Hannah looked ahead. The storm was changing direction, the rise of the towering Cade Mountains revealed through the shifting curtain. The baleful eye was still watching the expedition from on high and there was something else revealed at the foot of the slope. An oval of darkness bordered by something that appeared too regular to be a natural rock formation.

‘There!’ called Hannah.

It was what they were looking for, it had to be.

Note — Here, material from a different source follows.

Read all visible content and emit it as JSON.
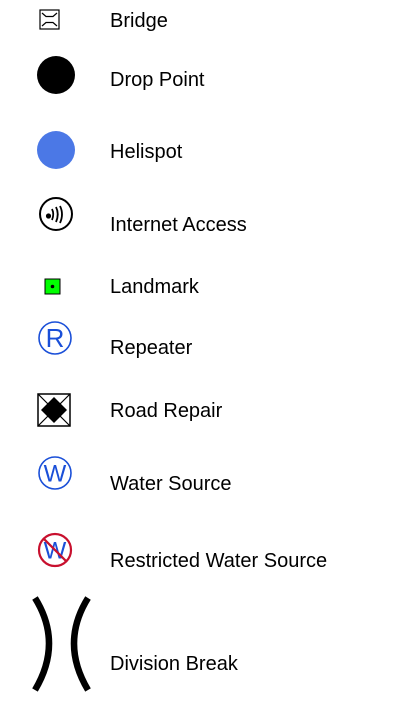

Hannah pushed her RAM suit as fast as she dared across the treacherous ground until she was standing in the shadow of the mountain, the Gateway of Amaja revealed as a light-less tunnel sixty feet across its entrance. The portal was bordered with raised mouldings around its rim, mouldings of winged cherubs holding hands – children of the race of man alternating with ursine cubs – all of them with curled hair and fur clearly marked against a panel of what appeared to be grape vines.

Hannah watched Nandi retract her skull dome, reaching out of her suit to touch the mouldings with her own fingers. ‘It’s hardly weathered at all. I’ve never felt anything like it before – a ceramic of some sort, but mixed with metal? And it’s cold to the touch – the mountain stone is warm in comparison.’

Hannah spotted something. ‘There’s something scratched on it over here. I think it’s written in old Jagonese.’